I want him to hit seven more.
I want him to obliterate the home run record the way Mark McGwire did Roger Maris'.
I want him to provide newspapers with Spirit of 76 headlines. I want him to smack awake all those fools in the media who have greeted his home run chase with a yawn as big as McCovey Cove. And I want his last one to put the Giants into the postseason -- not so much because it'll give him a chance to atone for his past sins, but so that he can get a week or two of curtain calls.
I want to knock on the door of every writer who votes for Luis Gonzalez or Albert Pujols or Randy Johnson as the National League MVP and shout, "Hello, anybody home?" I want to ask everybody who criticizes Bonds for not running out routine ground balls why that's such a big failing for him, even though every slugger from the Babe to Big Mac has been known to conserve a little energy on the old 4-3-and lessen the risk of a pulled quad. I want all the commentators who criticize Bonds for his teammating skills to read the letter ex-Giant Todd Benzinger wrote in the Oct. 1 Sports Illustrated, praising his toughness, his generosity and his soft side.
I want him to be on the covers of magazines other than ours.
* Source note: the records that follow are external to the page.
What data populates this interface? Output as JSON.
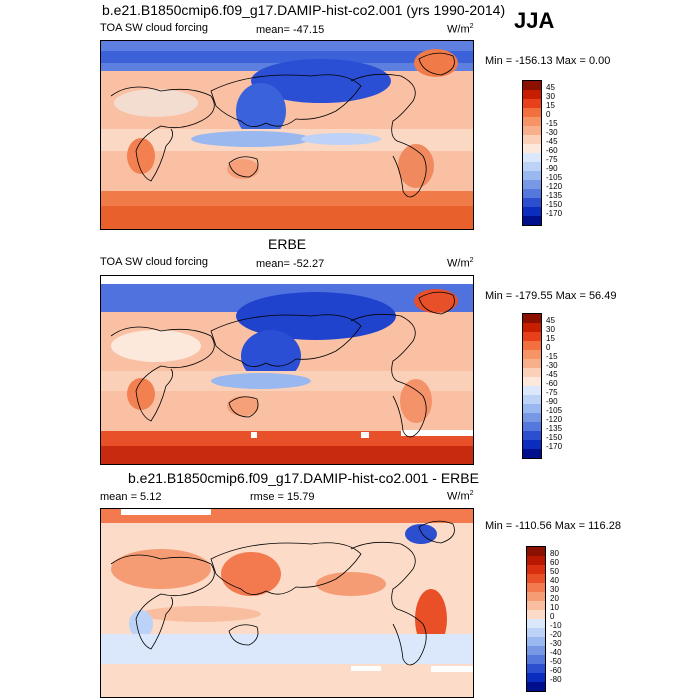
{
  "season": "JJA",
  "panels": [
    {
      "id": "model",
      "title": "b.e21.B1850cmip6.f09_g17.DAMIP-hist-co2.001 (yrs 1990-2014)",
      "left_label": "TOA SW cloud forcing",
      "center_label": "mean= -47.15",
      "units": "W/m",
      "units_sup": "2",
      "minmax": "Min = -156.13 Max =   0.00",
      "colorbar_labels": [
        "45",
        "30",
        "15",
        "0",
        "-15",
        "-30",
        "-45",
        "-60",
        "-75",
        "-90",
        "-105",
        "-120",
        "-135",
        "-150",
        "-170"
      ],
      "colorbar_colors": [
        "#8b1000",
        "#c81e00",
        "#e8401a",
        "#f2703f",
        "#f69465",
        "#f8b08c",
        "#fbd0b8",
        "#fde8dc",
        "#dbe8fb",
        "#bcd2f6",
        "#9ab8f0",
        "#7898e6",
        "#5478dc",
        "#2c4fd0",
        "#0a2cbf",
        "#00108c"
      ]
    },
    {
      "id": "obs",
      "title": "ERBE",
      "left_label": "TOA SW cloud forcing",
      "center_label": "mean= -52.27",
      "units": "W/m",
      "units_sup": "2",
      "minmax": "Min = -179.55 Max =  56.49",
      "colorbar_labels": [
        "45",
        "30",
        "15",
        "0",
        "-15",
        "-30",
        "-45",
        "-60",
        "-75",
        "-90",
        "-105",
        "-120",
        "-135",
        "-150",
        "-170"
      ],
      "colorbar_colors": [
        "#8b1000",
        "#c81e00",
        "#e8401a",
        "#f2703f",
        "#f69465",
        "#f8b08c",
        "#fbd0b8",
        "#fde8dc",
        "#dbe8fb",
        "#bcd2f6",
        "#9ab8f0",
        "#7898e6",
        "#5478dc",
        "#2c4fd0",
        "#0a2cbf",
        "#00108c"
      ]
    },
    {
      "id": "diff",
      "title": "b.e21.B1850cmip6.f09_g17.DAMIP-hist-co2.001 - ERBE",
      "left_label": "mean =   5.12",
      "center_label": "rmse =  15.79",
      "units": "W/m",
      "units_sup": "2",
      "minmax": "Min = -110.56 Max = 116.28",
      "colorbar_labels": [
        "80",
        "60",
        "50",
        "40",
        "30",
        "20",
        "10",
        "0",
        "-10",
        "-20",
        "-30",
        "-40",
        "-50",
        "-60",
        "-80"
      ],
      "colorbar_colors": [
        "#8b1000",
        "#b81800",
        "#d83010",
        "#ea5028",
        "#f27a4e",
        "#f59c74",
        "#f9bea0",
        "#fcdcc8",
        "#dbe8fb",
        "#bcd2f6",
        "#9ab8f0",
        "#7898e6",
        "#5478dc",
        "#2c4fd0",
        "#0a2cbf",
        "#00108c"
      ]
    }
  ]
}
I want him to be invited to the White House. I want his name and his number to be on the backs of kids everywhere.
I want HBO to do a movie about him in 40 years and call it 01*.
Mostly, I just want America to see that this one, incredible season is just the crown on one, incredible career. What's wrong with us? Yes, we're in the middle of a national crisis, but we weren't for most of the baseball season, when Barry was ahead of Big Mac's pace. So what if Bonds isn't Mr. Nice Guy? Joe DiMaggio, ever hear of him?
The only argument I will buy for the deafening silence surrounding his epic achievement is that we just went through this a few years ago. But as Steve Hirdt of the Elias Sports Bureau writes in his Do The Math column in the Oct. 15 ESPN The Magazine -- you didn't think I was gonna plug them without plugging us, did you? -- McGwire only had to hit 62, one more than Maris, to win our undying affection. Barry has to hit 71, 10 more than Maris, to even get us to turn our heads his way.
At the risk of belittling Big Mac, Hirdt also points out that Bonds's feat has been done while playing for a postseason bid, a style-of-play burden not faced by McGwire. Dusty Baker has not played footsie with his lineup, the way Tony La Russa did in '98, when he batted pitchers eighth so that Mac could bat "cleanup" in the third spot. Nor has Baker complained about opposing teams pitching around Bonds, as La Russa did. Yet Bonds will have more walks than McGwire did, in fewer plate appearances. And Bonds may end up with the highest single-season slugging percentage in history (.845 as of today, as compared to Ruth's .847 in 1927).
I don't want to be in McCovey Cove when Bonds hits his last one this season -- too crowded there.
But I do want to be with people who truly appreciate what he's done. I hope I'm not alone.